Jean-Pierre Melville: retour sur la carrière d’un réalisateur qui a renouvelé le cinéma de genre
Le passionnant livre d’entretiens de Jean-Pierre Melville avec le critique Rui Nogueira reparaît dans une édition augmentée. Outre sa conception du 7e art, l’auteur de L’Armée des ombres y dévoile une personnalité complexe.
À défaut de pouvoir encore aller voir des films en salles, les cinéphiles sont choyés par l’édition: après les Carnets d’Ozu ou le Cassavetes par Cassavetes, de Ray Carney, voilà en effet que reparaît, dans une édition augmentée, Le Cinéma selon Jean-Pierre Melville, passionnant livre d’entretiens avec le critique Rui Nogueira publié peu de temps après la mort du cinéaste, en 1973, et depuis longtemps épuisé. Auteur de treize longs métrages au long des 25 ans d’une carrière courant du Silence de la mer, en 1947, à Un flic, en 1972, Jean-Pierre Melville (de son vrai nom Jean-Pierre Grumbach, modifié en hommage à l’écrivain américain Herman Melville dont il admirait par-dessus tout Pierre ou les ambiguïtés) a laissé une empreinte indélébile sur le cinéma français, au point de se voir donner aussi bien du « père de la Nouvelle Vague » que du « maître du polar français ». Voire tout simplement du « patron ».

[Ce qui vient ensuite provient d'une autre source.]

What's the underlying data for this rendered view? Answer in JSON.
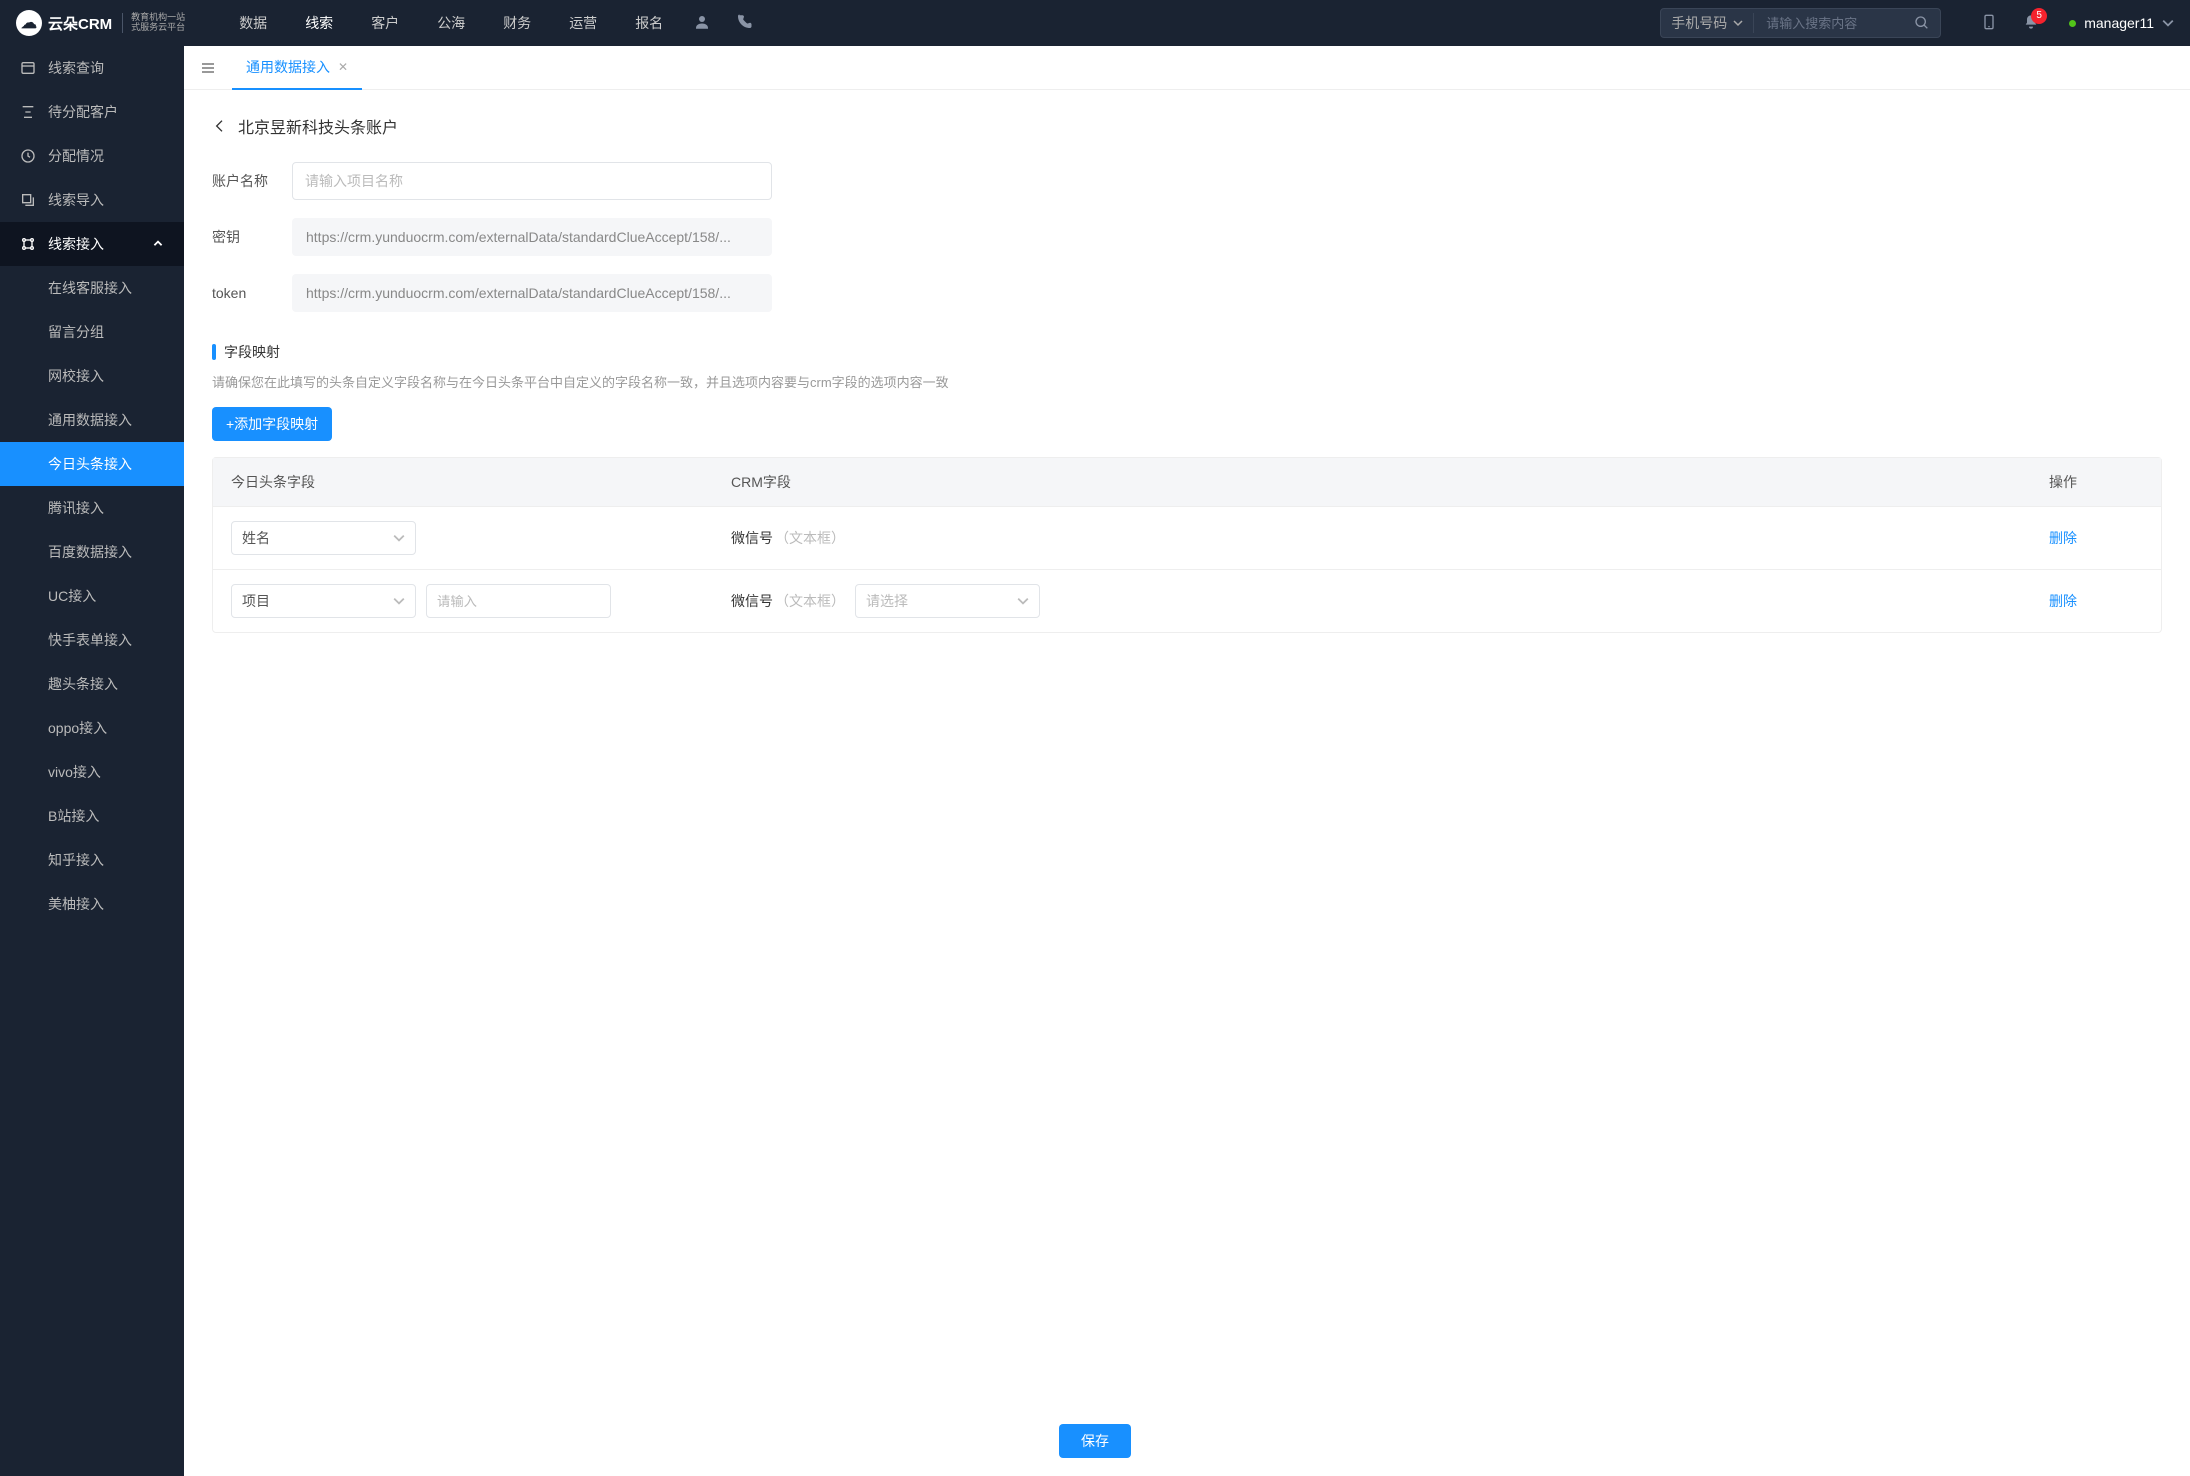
{
  "header": {
    "brand_name": "云朵CRM",
    "brand_sub1": "教育机构一站",
    "brand_sub2": "式服务云平台",
    "nav": [
      "数据",
      "线索",
      "客户",
      "公海",
      "财务",
      "运营",
      "报名"
    ],
    "nav_active": "线索",
    "search_type": "手机号码",
    "search_placeholder": "请输入搜索内容",
    "badge": "5",
    "user": "manager11"
  },
  "sidebar": {
    "items": [
      {
        "label": "线索查询"
      },
      {
        "label": "待分配客户"
      },
      {
        "label": "分配情况"
      },
      {
        "label": "线索导入"
      },
      {
        "label": "线索接入",
        "expanded": true,
        "children": [
          "在线客服接入",
          "留言分组",
          "网校接入",
          "通用数据接入",
          "今日头条接入",
          "腾讯接入",
          "百度数据接入",
          "UC接入",
          "快手表单接入",
          "趣头条接入",
          "oppo接入",
          "vivo接入",
          "B站接入",
          "知乎接入",
          "美柚接入"
        ],
        "active_child": "今日头条接入"
      }
    ]
  },
  "tabs": {
    "items": [
      {
        "label": "通用数据接入",
        "active": true
      }
    ]
  },
  "page": {
    "title": "北京昱新科技头条账户",
    "form": {
      "account_label": "账户名称",
      "account_placeholder": "请输入项目名称",
      "secret_label": "密钥",
      "secret_value": "https://crm.yunduocrm.com/externalData/standardClueAccept/158/...",
      "token_label": "token",
      "token_value": "https://crm.yunduocrm.com/externalData/standardClueAccept/158/..."
    },
    "section": {
      "title": "字段映射",
      "hint": "请确保您在此填写的头条自定义字段名称与在今日头条平台中自定义的字段名称一致，并且选项内容要与crm字段的选项内容一致",
      "add_btn": "+添加字段映射"
    },
    "table": {
      "col1": "今日头条字段",
      "col2": "CRM字段",
      "col3": "操作",
      "rows": [
        {
          "src_select": "姓名",
          "src_input": null,
          "crm_name": "微信号",
          "crm_type": "（文本框）",
          "crm_select": null,
          "delete": "删除"
        },
        {
          "src_select": "项目",
          "src_input_placeholder": "请输入",
          "crm_name": "微信号",
          "crm_type": "（文本框）",
          "crm_select_placeholder": "请选择",
          "delete": "删除"
        }
      ]
    },
    "save": "保存"
  }
}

Il a également exercé une influence considérable sur des cinéastes aussi divers que Michael Mann ou John Woo, réinventant les contours du cinéma de genre et du polar en particulier qu’il a tiré vers l’épure à grand renfort de maniérisme stylisé. Voir, bien sûr, Le Samouraï ou Un flic, sommets de cet art « melvillien » dont Philippe Labro tente une définition dans le dernier chapitre de l’ouvrage: « Est melvillien ce qui se conte dans la nuit, dans le bleu de la nuit, entre hommes de loi et hommes de désordre, à coups de regards et de gestes, de trahisons et d’amitiés données sans paroles, dans un luxe glacé qui n’exclut pas la tendresse, ou dans un anonymat grisâtre qui ne rejette pas la poésie. Est melvillien ce qui traduit la solitude, la violence, le mystère, la passion du risque et l’âpre goût de l’imprévisible et de l’inéluctable, ce qui met aux prises des hommes enfoncés dans leurs manies, prisonniers de leurs obsessions et serviteurs de leurs codes. »
Un sacré caractère
De cet art singulier, l’entretien-fleuve avec Rui Nogueira propose de nombreuses clés, tout en éclairant la personnalité complexe du cinéaste, un homme secret et orgueilleux, mû par une passion inextinguible pour le 7e art. Un créateur dont le perfectionnisme et le souci du détail avaient aussi pour pendant un tempérament orageux, les brouilles avec les stars de ses films ayant d’ailleurs contribué à sa légende. Et de même qu’il glisse sur le fait que Lino Ventura et lui ne se parlaient plus pendant le tournage de L’Armée des ombres, il confie sans plus d’états d’âme à son interlocuteur avoir abandonné le projet de film d’espionnage auquel il s’était attelé après Bob le flambeur « à cause d’une dispute banale sur les rebords d’un chapeau que Grasset devait porter. Je n’étais pas facile à l’époque. J’avais un sacré caractère« .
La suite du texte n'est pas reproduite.